Not only does the imposition of public prayer at these meals cause concern that the government is endorsing religion, it violates the rights of citizens to be free from religious proselytizing. “At a minimum, the Constitution guarantees that government may not coerce anyone to support or participate in religion or its exercise,” the U.S. Supreme Court has stated. The center’s support of public prayer during these meals ignores the rights of other seniors who may not wish to participate in the religious activities because they disagree with a particular faith publicly exercised, who may prefer to be private in their worship or who do not believe at all. And it certainly is disrespectful and inappropriate for the center to serve as a forum for some seniors to impose their religious beliefs on others in attendance.

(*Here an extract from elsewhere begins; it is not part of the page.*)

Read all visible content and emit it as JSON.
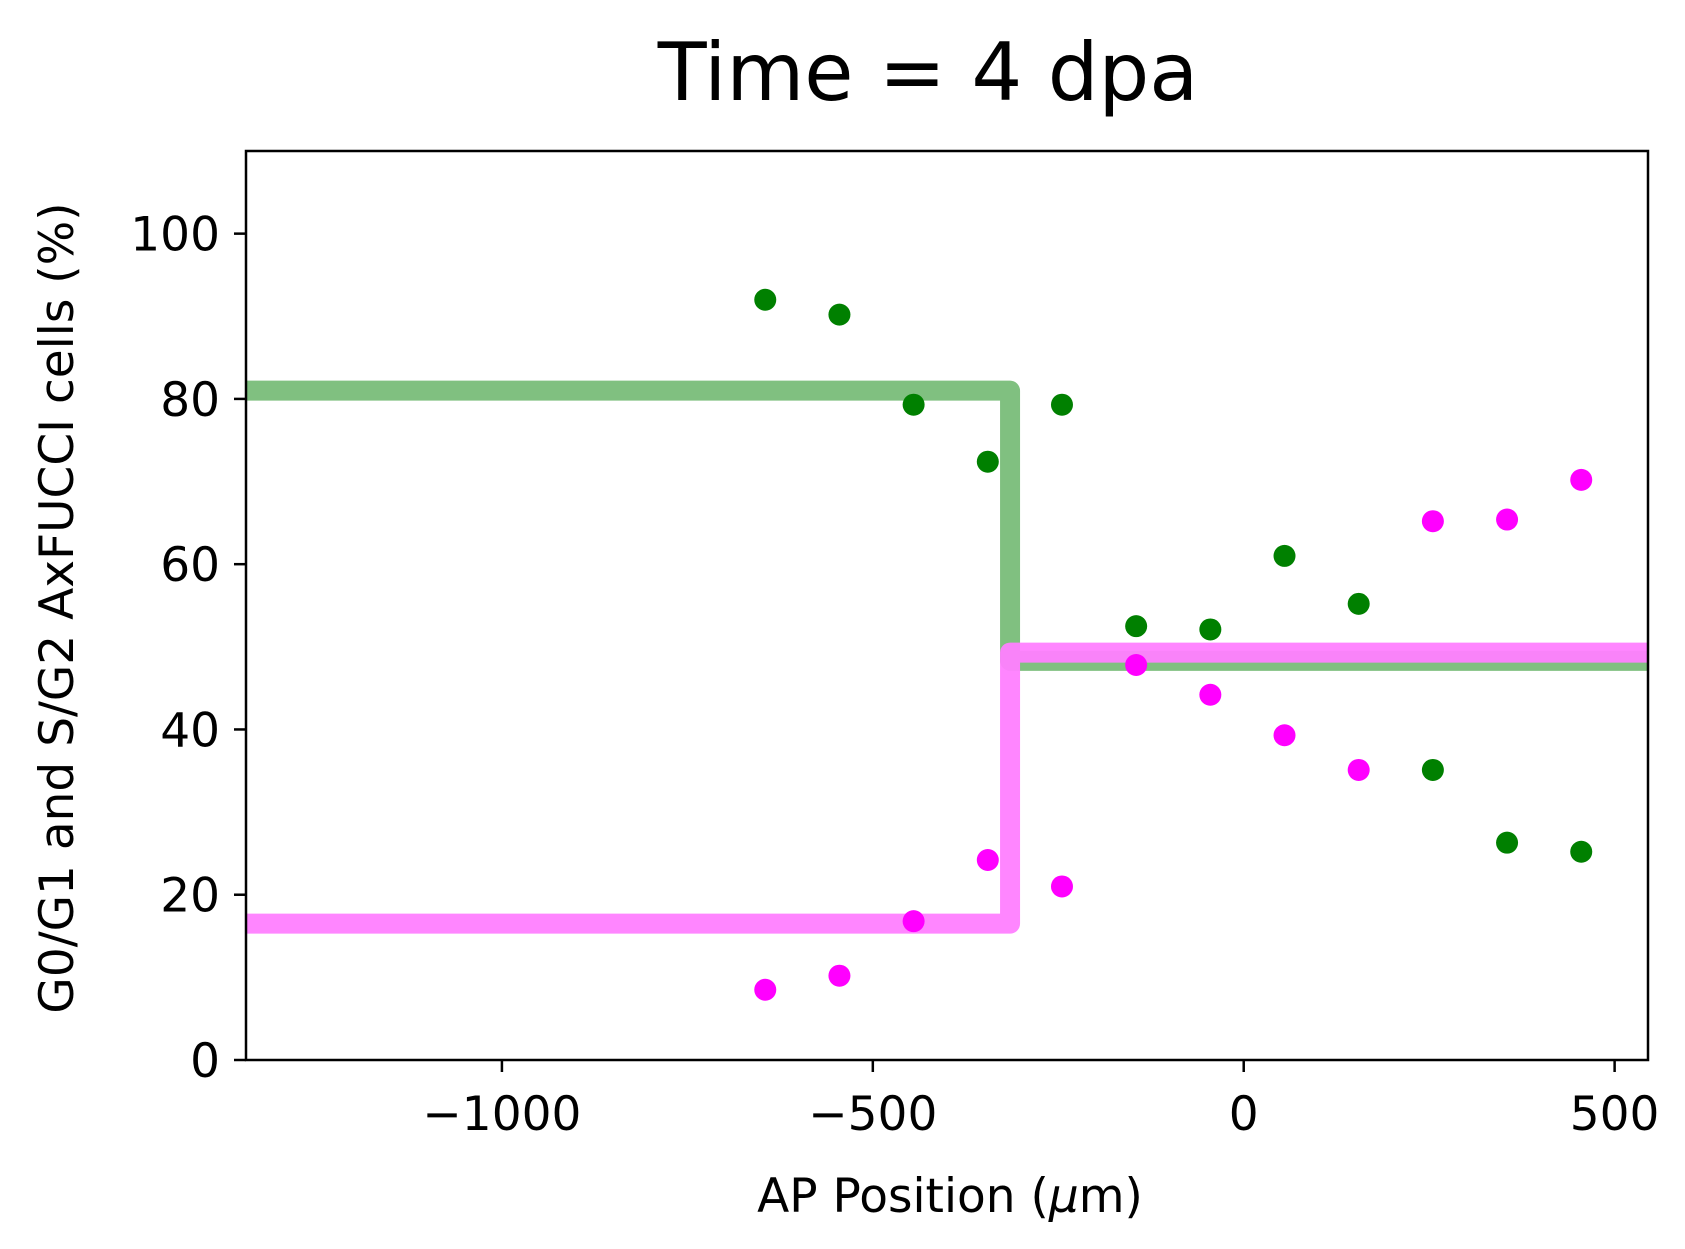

That’s why FFRF insists that the Leon Mann Jr. Enrichment Center immediately discontinue organizing, endorsing or facilitating prayers and asking for others to join in those prayers or leave the room.
“It’s unacceptable that a governmental facility is forcing religion on senior citizens accessing essential services,” says FFRF Co-President Annie Laurie Gaylor. “Vulnerable individuals should not have religion imposed on them or else be made to feel like outsiders.”
The Freedom From Religion Foundation is a national organization with 29,000 nonreligious members and chapters all over the country, including hundreds of members and the Triangle Freethought Society in North Carolina. Its purpose is to protect the constitutional principle of separation between state and church.